Allzu oft wird die Last dieser Arbeit den am stärksten Betroffenen überlassen. Da ich als indischstämmige Amerikanerin aus der hegemonialen Mehrheitsbevölkerung aufwuchs, von Kastenprivilegien profitierte und in einem Technologiezentrum aufwuchs, fühlte sich die indische Politik weitgehend von meinem eigenen Leben entfernt an. Für mich und viele andere wie mich waren Kultur und Identität zutiefst von den Privilegien entkoppelt, die unsere Erfahrungen prägten. Indem wir eine entpolitisierte indisch-amerikanische Identität akzeptieren – indem wir „Indischsein“ auf Bereiche der Kultur und Ästhetik beschränken, ohne uns mit der Rolle von Kaste, ethnischer Zugehörigkeit und Religion bei der Schaffung von Machtstrukturen innerhalb der Diaspora auseinanderzusetzen – lehnen wir die systemische Gewalt ab, der viele von uns ausgesetzt sind schon mitschuldig.
Natürlich möchte ich die USA nicht als moralisch überlegen positionieren, was Amerikas eigene Vergangenheit und Gegenwart ignorieren würde, die auf Siedlerkolonialismus und Anti-Schwarzsein basiert. Aber trotz aller Rhetorik rund um „Demokratie“ und „Menschenrechte“ gibt es für Modis Gewalt seitens der Biden-Regierung und der amerikanischen Liberalen einen unentschuldbaren Freibrief.
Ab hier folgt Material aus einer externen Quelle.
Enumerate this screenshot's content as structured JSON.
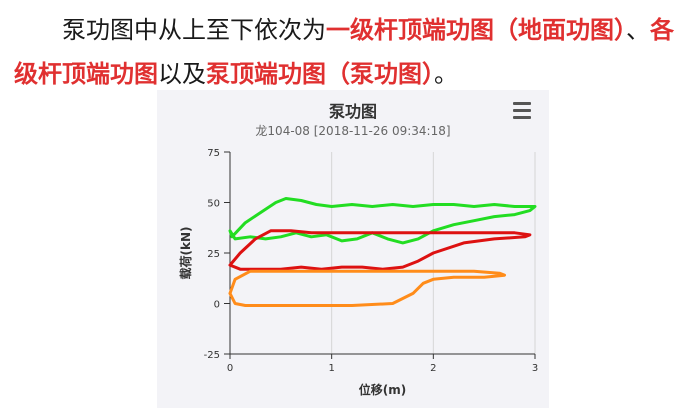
{
  "caption": {
    "text_1": "泵功图中从上至下依次为",
    "text_2": "一级杆顶端功图（地面功图）",
    "text_3": "、",
    "text_4": "各级杆顶端功图",
    "text_5": "以及",
    "text_6": "泵顶端功图（泵功图）",
    "text_7": "。"
  },
  "chart": {
    "menu_icon": "hamburger-menu-icon"
  },
  "colors": {
    "green": "#22dd22",
    "red": "#dd1111",
    "orange": "#ff8c1a",
    "highlight": "#e03030"
  },
  "chart_data": {
    "type": "line",
    "title": "泵功图",
    "subtitle": "龙104-08 [2018-11-26 09:34:18]",
    "xlabel": "位移(m)",
    "ylabel": "载荷(kN)",
    "xlim": [
      0,
      3
    ],
    "ylim": [
      -25,
      75
    ],
    "xticks": [
      "0",
      "1",
      "2",
      "3"
    ],
    "yticks": [
      "75",
      "50",
      "25",
      "0",
      "-25"
    ],
    "grid": "vertical",
    "series": [
      {
        "color": "#22dd22",
        "x": [
          0.02,
          0.15,
          0.3,
          0.45,
          0.55,
          0.7,
          0.85,
          1.0,
          1.2,
          1.4,
          1.6,
          1.8,
          2.0,
          2.2,
          2.4,
          2.6,
          2.8,
          2.95,
          3.0,
          2.95,
          2.8,
          2.6,
          2.4,
          2.2,
          2.0,
          1.85,
          1.7,
          1.55,
          1.4,
          1.25,
          1.1,
          0.95,
          0.8,
          0.65,
          0.5,
          0.35,
          0.2,
          0.05,
          0.0,
          0.02
        ],
        "y": [
          33,
          40,
          45,
          50,
          52,
          51,
          49,
          48,
          49,
          48,
          49,
          48,
          49,
          49,
          48,
          49,
          48,
          48,
          48,
          46,
          44,
          43,
          41,
          39,
          36,
          32,
          30,
          32,
          35,
          32,
          31,
          34,
          33,
          35,
          33,
          32,
          33,
          32,
          36,
          33
        ]
      },
      {
        "color": "#dd1111",
        "x": [
          0.0,
          0.1,
          0.25,
          0.4,
          0.6,
          0.8,
          1.0,
          1.3,
          1.6,
          1.9,
          2.2,
          2.5,
          2.8,
          2.95,
          2.9,
          2.6,
          2.3,
          2.0,
          1.85,
          1.7,
          1.5,
          1.3,
          1.1,
          0.9,
          0.7,
          0.5,
          0.3,
          0.1,
          0.0
        ],
        "y": [
          19,
          25,
          32,
          36,
          36,
          35,
          35,
          35,
          35,
          35,
          35,
          35,
          35,
          34,
          33,
          32,
          30,
          25,
          21,
          18,
          17,
          18,
          18,
          17,
          18,
          17,
          17,
          17,
          19
        ]
      },
      {
        "color": "#ff8c1a",
        "x": [
          0.0,
          0.05,
          0.2,
          0.5,
          1.0,
          1.5,
          2.0,
          2.4,
          2.65,
          2.7,
          2.5,
          2.2,
          2.0,
          1.9,
          1.8,
          1.6,
          1.2,
          0.8,
          0.4,
          0.15,
          0.05,
          0.0
        ],
        "y": [
          5,
          12,
          16,
          16,
          16,
          16,
          16,
          16,
          15,
          14,
          13,
          13,
          12,
          10,
          5,
          0,
          -1,
          -1,
          -1,
          -1,
          0,
          5
        ]
      }
    ]
  }
}
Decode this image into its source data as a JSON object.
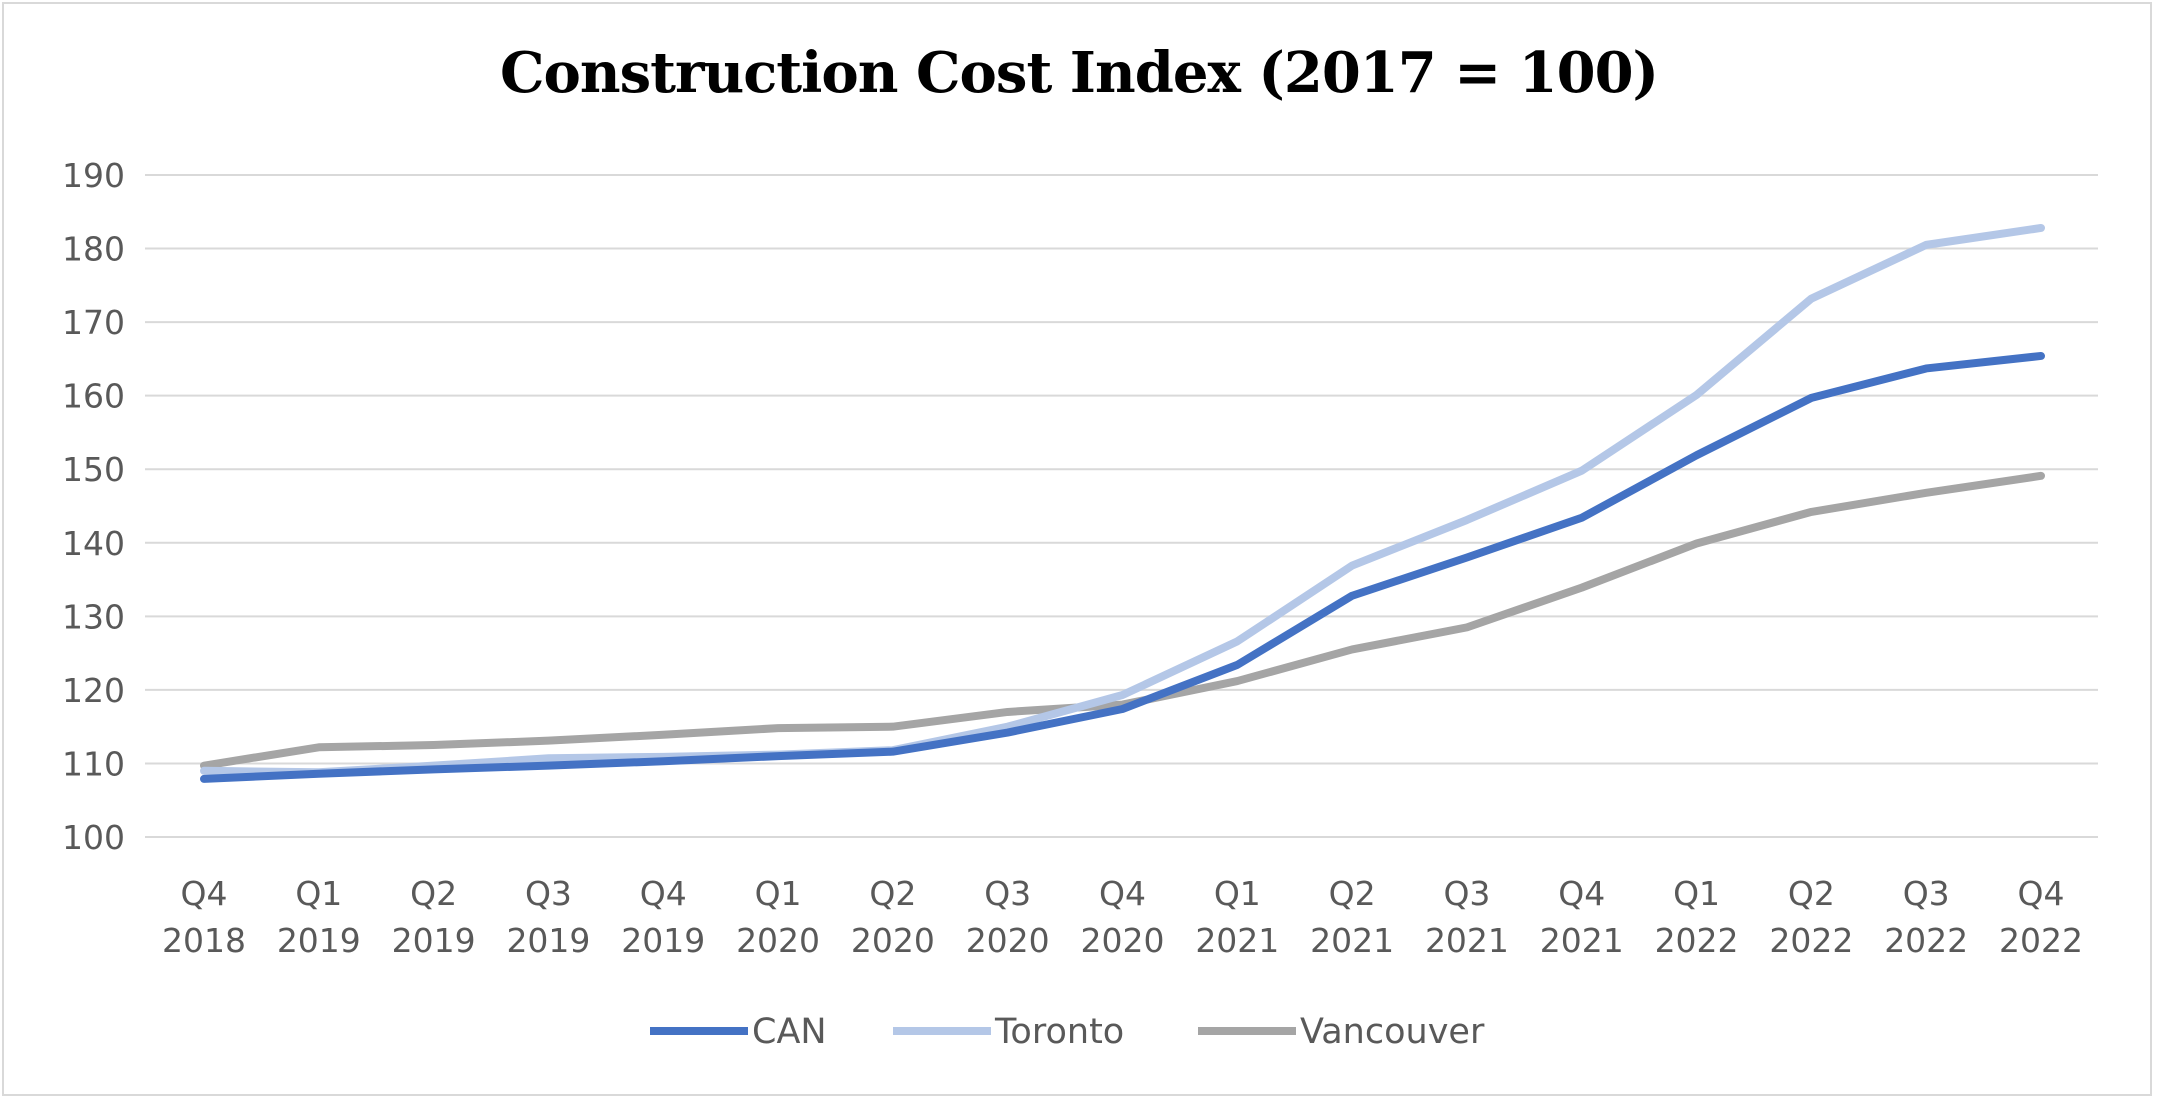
{
  "chart_data": {
    "type": "line",
    "title": "Construction Cost Index (2017 = 100)",
    "xlabel": "",
    "ylabel": "",
    "ylim": [
      100,
      190
    ],
    "yticks": [
      100,
      110,
      120,
      130,
      140,
      150,
      160,
      170,
      180,
      190
    ],
    "grid": true,
    "legend": "bottom",
    "categories": [
      [
        "Q4",
        "2018"
      ],
      [
        "Q1",
        "2019"
      ],
      [
        "Q2",
        "2019"
      ],
      [
        "Q3",
        "2019"
      ],
      [
        "Q4",
        "2019"
      ],
      [
        "Q1",
        "2020"
      ],
      [
        "Q2",
        "2020"
      ],
      [
        "Q3",
        "2020"
      ],
      [
        "Q4",
        "2020"
      ],
      [
        "Q1",
        "2021"
      ],
      [
        "Q2",
        "2021"
      ],
      [
        "Q3",
        "2021"
      ],
      [
        "Q4",
        "2021"
      ],
      [
        "Q1",
        "2022"
      ],
      [
        "Q2",
        "2022"
      ],
      [
        "Q3",
        "2022"
      ],
      [
        "Q4",
        "2022"
      ]
    ],
    "series": [
      {
        "name": "CAN",
        "color": "#4472c4",
        "values": [
          107.9,
          108.6,
          109.2,
          109.7,
          110.3,
          111.0,
          111.6,
          114.2,
          117.4,
          123.4,
          132.8,
          138.0,
          143.4,
          151.9,
          159.7,
          163.7,
          165.4
        ]
      },
      {
        "name": "Toronto",
        "color": "#b4c7e7",
        "values": [
          109.0,
          108.8,
          109.7,
          110.7,
          110.9,
          111.2,
          111.8,
          115.0,
          119.3,
          126.6,
          136.9,
          143.1,
          149.8,
          160.1,
          173.2,
          180.5,
          182.8
        ]
      },
      {
        "name": "Vancouver",
        "color": "#a5a5a5",
        "values": [
          109.7,
          112.2,
          112.5,
          113.1,
          113.9,
          114.8,
          115.0,
          117.0,
          118.0,
          121.2,
          125.5,
          128.5,
          133.9,
          139.9,
          144.2,
          146.8,
          149.1
        ]
      }
    ]
  }
}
Diese selektive Aufmerksamkeit ist untrennbar mit einer robusten Verteidigungsbeziehung verbunden: über 4 Milliarden US-Dollar an Waffenverkäufen an Indien im letzten Jahrzehnt sowie vom FBI durchgeführte Schulungen für die Polizei im von Indien besetzten Kaschmir, der am stärksten militarisierten Region der Welt.
Wenn Modi im Weißen Haus ankommt, werden zweifellos Bilder der Umarmung der beiden Staatsoberhäupter die Medien überschwemmen. Sowohl Liberale als auch Konservative werden die Einheit zwischen der „größten“ und der „ältesten“ Demokratie der Welt verherrlichen. Gewalt, Unterdrückung und Autoritarismus werden im Namen von Freundschaft, Fortschritt und Sicherheit ignoriert. Stattdessen müssen sich junge Indianer-Amerikaner – und Amerikaner im Allgemeinen – den bestehenden Bewegungen anschließen, die gegen diese stillschweigende Befürwortung von Gewalt vorgehen. Es liegt an uns jungen Menschen, dieser Gewalt entgegenzutreten, in Anerkennung unserer Geschichte als Einwanderergemeinschaft, in Solidarität miteinander und zur Verteidigung der Demokratie überall.